Но кто из нас задумывается об этом?.. А вот чувствовать себя равным Богу в глазах кого-то более маленького и «прелесть какого неразумного»… О-о-о-о! Об этом мы мечтаем едва ли не с пеленок. Исключение, наверное, являют собой только старшие братья и сестры, которым «свезло» нянчить младшее поколение.
Так исторически сложилось, что моему брату повезло достигнуть вполне осознанного возраста, когда его осчастливили сестрой. А это означает сразу два важных момента: будучи двенадцати лет отроду, брать с собой в свои игры он УЖЕ меня не стал бы (его игрушки – святое, неприкосновенное, табу), а вот обязанностей на него упало СРАЗУ же много. Одним словом, в день моего рождения и, к тому же, итоговой контрольной, когда ему принесли весть о рождении СЕСТРЫ (а он до последнего надеялся, что аист не может быть настолько «подставлялой»), Володя глубокомысленно сообщил: «Ну вот, блин, началось…». И был, конечно, прав. Вместо сестренки или братишки мой брат неоднократно просил какую-нибудь животинку, хотя бы котика (а в шесть лет, прочтя на плакате в поликлинике про зверей, которые обитают на людях, с восторгом попросил у мамы даже «завести пшей», чем шокировал общественность), но мама с папой были неумолимы. Семья большая, а за счет постоянно прибывающей в Москву родни, а также друзей и родственников в самой первопрестольной, вполне складывалось ощущение, что мы обитаем в резиновой коммуналке, которая живет своим особым образом, расширяется и сужается по собственному желанию, не учитывая мнение постоянных обитателей. Ну куда тут еще и животные? А еще ведь есть и лето, на которое мы выезжали в «дом в деревню». Построен он был моим дедом – по его мнению, это была дача. Дом и вправду был большим: просторные комнаты с высокими потолками и огромными окнами; зала с застекленным выходом на веранду; печь в столовой, которая прогревала только две комнаты, но не могла справиться с объемами залы. В силу этого же обстоятельства дом совершенно не был приспособлен для прохладного лета, которое в Тверской области совсем не редкость. Да и доехать (четыреста двадцать километров от дома до дома ровно) и сейчас почти подвиг, а на тот момент это было – «безумству храбрых поем мы песню». Ну вот, и какой котик переживет такую дорогу на перекладных? Разве только, чтобы сдохнуть сразу по прибытии и не мучиться обратной дорогой! Машина-то была в категории «роскошь». И появилась у нас только в 1991 году, в награду за долгие славные годы непрерывного, стахановского труда моего папы (и, конечно, все равно за деньги). Заслуги перед отечеством мало волновали отечество. Кажется, это был самый последний выпуск жигулей-шестерок, которые были сделаны на совесть: в них были докручены все гайки и, как презент от фирмы, все было добротно обработано антикоррозийкой.

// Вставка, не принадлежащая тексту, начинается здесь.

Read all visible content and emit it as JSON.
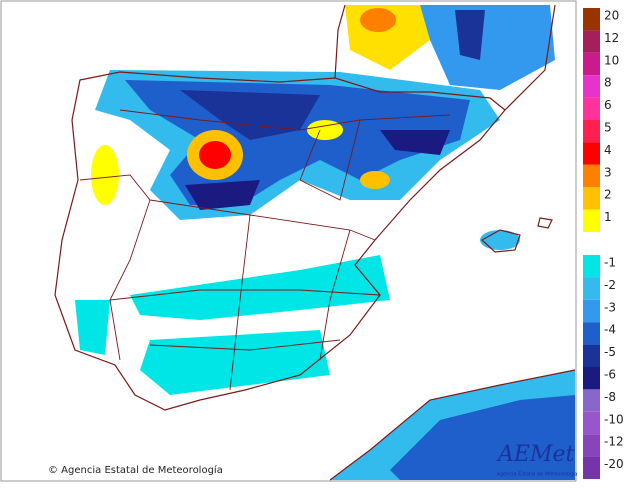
{
  "legend": {
    "items": [
      {
        "label": 20,
        "color": "#993300"
      },
      {
        "label": 12,
        "color": "#a3205a"
      },
      {
        "label": 10,
        "color": "#cc1a8c"
      },
      {
        "label": 8,
        "color": "#e633cc"
      },
      {
        "label": 6,
        "color": "#ff3399"
      },
      {
        "label": 5,
        "color": "#ff2050"
      },
      {
        "label": 4,
        "color": "#ff0000"
      },
      {
        "label": 3,
        "color": "#ff8000"
      },
      {
        "label": 2,
        "color": "#ffc000"
      },
      {
        "label": 1,
        "color": "#ffff00"
      },
      {
        "label": -1,
        "color": "#00e5e5"
      },
      {
        "label": -2,
        "color": "#33bbee"
      },
      {
        "label": -3,
        "color": "#3399ee"
      },
      {
        "label": -4,
        "color": "#1f5fcc"
      },
      {
        "label": -5,
        "color": "#1a3399"
      },
      {
        "label": -6,
        "color": "#1a1a80"
      },
      {
        "label": -8,
        "color": "#8866cc"
      },
      {
        "label": -10,
        "color": "#9955cc"
      },
      {
        "label": -12,
        "color": "#8844bb"
      },
      {
        "label": -20,
        "color": "#7733aa"
      }
    ]
  },
  "footer": {
    "copyright": "© Agencia Estatal de Meteorología"
  },
  "logo": {
    "name": "AEMet",
    "subtitle": "Agencia Estatal de Meteorología"
  }
}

Учитывая вышеописанное, становится ясно, почему не было никаких животин, а брат очень хотел не сестренку, а хоть кого-нибудь: хомячка, ведь он пушистый и забавный; попугайчика, чтобы можно было его научить разговаривать; котика, чтобы мурлыкал; ну или предел мечтаний – собаку. Ведь она – Друг человека! Выполняет команды, с ней можно гулять. А тут – СЕСТРА! Ну и как с этим быть?

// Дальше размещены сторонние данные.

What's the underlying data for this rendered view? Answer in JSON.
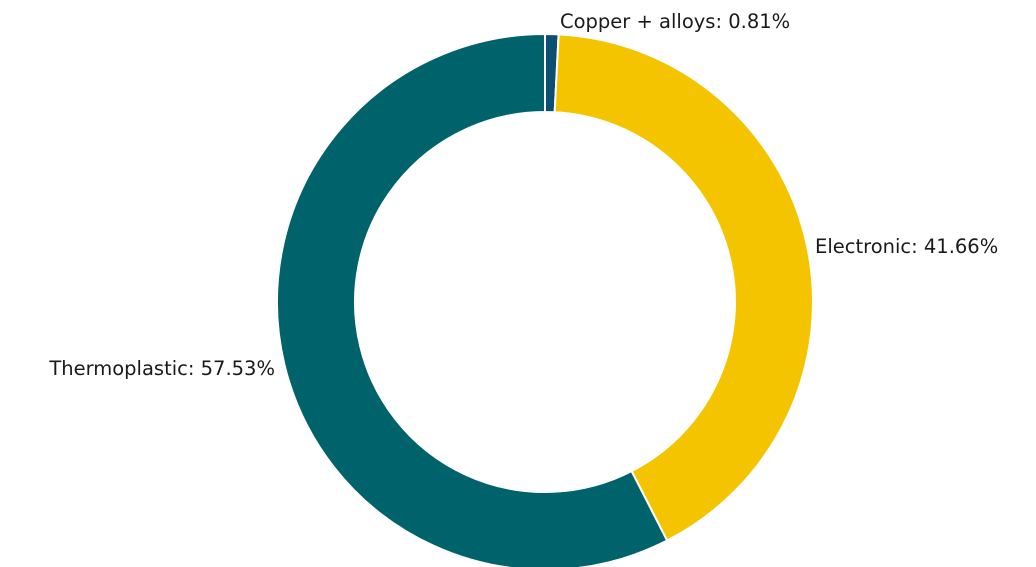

У всех моих одноклассников были младшие сестры или братья, и я «точно знала», что это круто. А у меня был старший брат, и радость от его существования я осознала только в четвертом классе, когда меня ударил по голове баскетбольным мячом драчун-одноклассник, а я не оценила его «признания в любви» и пожаловалась брату. Брат пришел в школу всего один раз и при всех моих одноклассниках внес моего обидчика за шкварник в закрытую дверь завуча по воспитательной работе. Надо признать, что та-а-ак в дверь самого страшного человека в нашей школе еще никто никогда не стучал. Поэтому решилась открыть она не сразу, и моему обидчику, пребывавшему в состоянии шока, досталось дважды. «Респект» от подобного визита Ангела возмездия прошел со мной до самого окончания школы…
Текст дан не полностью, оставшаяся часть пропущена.